Oral Presentation The Annual Scientific Meeting of the Australian Diabetes Society and the Australian Diabetes Educators Association 2013

Quantitative Retrospective Audit of the Insulin Stabilisation Service for patients with Type 1 and Type 2 Diaabetes at    Dandenong Hospital, Monash Health. (#121)

Rena Chand 1 , Jade Bocala-Korbas 1 , Xinia Zapanta 1 , Bronwyn Kennett 1 , Sylvia Skibbe 1 , Lorraine Marom 1
  1. Southernhealth, Dandenong, VIC, Australia

1Department of Diabetes and Vascular Medicine, Monash Health, Dandenong, VIC, Australia


The number of patients newly diagnosed with Diabetes Mellitus (DM) or with pre-existing DM requiring commencement or change of insulin therapy is increasing. This has resulted in increased demand for ambulatory insulin stabilisation services provided by Diabetes Nurse Educators (DNEs) in the hospital outpatient setting.

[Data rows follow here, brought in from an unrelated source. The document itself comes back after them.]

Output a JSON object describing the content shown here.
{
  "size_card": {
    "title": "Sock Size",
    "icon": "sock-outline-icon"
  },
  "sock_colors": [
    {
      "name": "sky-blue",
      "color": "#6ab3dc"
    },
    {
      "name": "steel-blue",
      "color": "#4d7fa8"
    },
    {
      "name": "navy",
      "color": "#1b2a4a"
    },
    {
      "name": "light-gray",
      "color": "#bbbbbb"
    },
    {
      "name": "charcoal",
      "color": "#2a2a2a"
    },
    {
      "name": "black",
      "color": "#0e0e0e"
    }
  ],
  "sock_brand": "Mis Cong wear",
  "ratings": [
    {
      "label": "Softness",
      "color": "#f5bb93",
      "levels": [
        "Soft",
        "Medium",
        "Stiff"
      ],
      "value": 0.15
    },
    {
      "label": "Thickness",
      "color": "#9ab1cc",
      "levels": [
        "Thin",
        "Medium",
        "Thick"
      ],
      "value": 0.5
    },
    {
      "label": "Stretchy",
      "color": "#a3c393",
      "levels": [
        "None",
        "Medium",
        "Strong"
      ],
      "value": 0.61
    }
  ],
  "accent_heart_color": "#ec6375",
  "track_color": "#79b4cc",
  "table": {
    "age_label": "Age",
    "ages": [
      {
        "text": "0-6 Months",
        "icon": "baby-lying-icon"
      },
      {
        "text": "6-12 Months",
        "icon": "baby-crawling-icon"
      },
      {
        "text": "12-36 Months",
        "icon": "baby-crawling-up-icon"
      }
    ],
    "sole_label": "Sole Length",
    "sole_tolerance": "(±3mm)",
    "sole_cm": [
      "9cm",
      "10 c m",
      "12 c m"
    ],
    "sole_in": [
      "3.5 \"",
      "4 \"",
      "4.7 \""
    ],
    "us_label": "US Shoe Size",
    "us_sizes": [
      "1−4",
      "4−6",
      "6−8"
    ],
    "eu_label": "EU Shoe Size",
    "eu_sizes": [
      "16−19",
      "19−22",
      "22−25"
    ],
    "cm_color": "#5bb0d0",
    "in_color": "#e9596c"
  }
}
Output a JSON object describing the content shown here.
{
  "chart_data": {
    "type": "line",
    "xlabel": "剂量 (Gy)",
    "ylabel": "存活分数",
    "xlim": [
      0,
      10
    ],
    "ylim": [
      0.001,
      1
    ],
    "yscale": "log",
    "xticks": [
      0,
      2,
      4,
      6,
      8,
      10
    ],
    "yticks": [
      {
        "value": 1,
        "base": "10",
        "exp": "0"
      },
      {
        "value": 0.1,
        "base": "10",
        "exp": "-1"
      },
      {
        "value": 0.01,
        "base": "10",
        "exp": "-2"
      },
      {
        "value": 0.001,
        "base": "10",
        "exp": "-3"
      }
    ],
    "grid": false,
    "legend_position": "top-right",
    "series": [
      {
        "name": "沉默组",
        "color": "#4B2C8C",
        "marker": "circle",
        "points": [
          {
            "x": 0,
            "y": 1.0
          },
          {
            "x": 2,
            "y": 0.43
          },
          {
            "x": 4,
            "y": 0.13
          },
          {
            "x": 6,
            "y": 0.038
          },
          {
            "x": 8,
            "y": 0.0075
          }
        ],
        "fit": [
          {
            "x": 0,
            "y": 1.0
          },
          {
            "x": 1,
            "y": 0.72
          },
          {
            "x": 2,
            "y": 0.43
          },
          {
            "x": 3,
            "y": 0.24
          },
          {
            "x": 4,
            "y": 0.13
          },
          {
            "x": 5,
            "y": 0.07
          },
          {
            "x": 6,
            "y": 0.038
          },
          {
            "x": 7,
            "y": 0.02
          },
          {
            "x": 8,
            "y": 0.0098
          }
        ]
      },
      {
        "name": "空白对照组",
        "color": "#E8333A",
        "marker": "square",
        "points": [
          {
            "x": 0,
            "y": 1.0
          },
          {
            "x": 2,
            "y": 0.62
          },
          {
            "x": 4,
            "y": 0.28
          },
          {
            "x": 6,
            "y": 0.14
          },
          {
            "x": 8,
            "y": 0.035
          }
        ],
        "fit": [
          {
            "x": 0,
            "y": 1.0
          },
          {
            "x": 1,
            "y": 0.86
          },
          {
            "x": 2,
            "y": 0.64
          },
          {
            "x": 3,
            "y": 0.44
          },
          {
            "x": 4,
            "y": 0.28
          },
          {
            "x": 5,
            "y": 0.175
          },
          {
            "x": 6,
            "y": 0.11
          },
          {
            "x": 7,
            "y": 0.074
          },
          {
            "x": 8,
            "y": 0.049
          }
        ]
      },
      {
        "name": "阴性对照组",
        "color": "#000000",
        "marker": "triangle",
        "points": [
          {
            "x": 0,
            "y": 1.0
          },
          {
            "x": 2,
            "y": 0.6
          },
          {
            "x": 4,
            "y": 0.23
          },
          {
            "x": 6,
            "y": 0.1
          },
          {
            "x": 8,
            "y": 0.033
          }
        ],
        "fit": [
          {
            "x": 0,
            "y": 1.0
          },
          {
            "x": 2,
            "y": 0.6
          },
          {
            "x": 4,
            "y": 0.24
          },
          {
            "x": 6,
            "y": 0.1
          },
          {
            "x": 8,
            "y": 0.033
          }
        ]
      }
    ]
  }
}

To profile and review the efficiency of the Insulin Stabilisation Service for patients with Type 1 or Type 2 diabetes managed by DNEs in the Diabetes and Vascular Medicine Unit, Dandenong Hospital. Exclusion criteria were patients who were pregnant and requiring insulin stabilisation or managed with Continuous Subcutaneous Insulin Infusion (CSII).


A Quantitative Retrospective Study Audit Tool was designed and utilised by project team members to collect data from 229 patient files who attended our Diabetes Centre from 1 September 2011 to 31 March 2012. Patient characteristics were compared by diabetes type using ANOVA for continuous variables and Chi-square test for categorical variables.


Of the 229 patients referred to the insulin stabilisation service 113(49%) were men, 116(51%) women and of these 69(30%) were from non-English speaking background. The majority had Type 2 diabetes (n=189), while 30 individuals had Type 1 diabetes. Patient engagement is critical to the success of the service and we found that 192(84%) patients engaged with the service by either initiating phone contact or by being contacted by a DNE.


This audit has led to a proposed change in the insulin stabilisation service. Work has begun on a guideline for criteria of patients deemed suitable for this Service. Recommendations also include improved documentation for the scanned medical record and better communication between clinicians regarding discharge planning from the Service. Further research is required to establish why 37(16%) patients did not engage with this service and to establish predictors for those more likely to engage.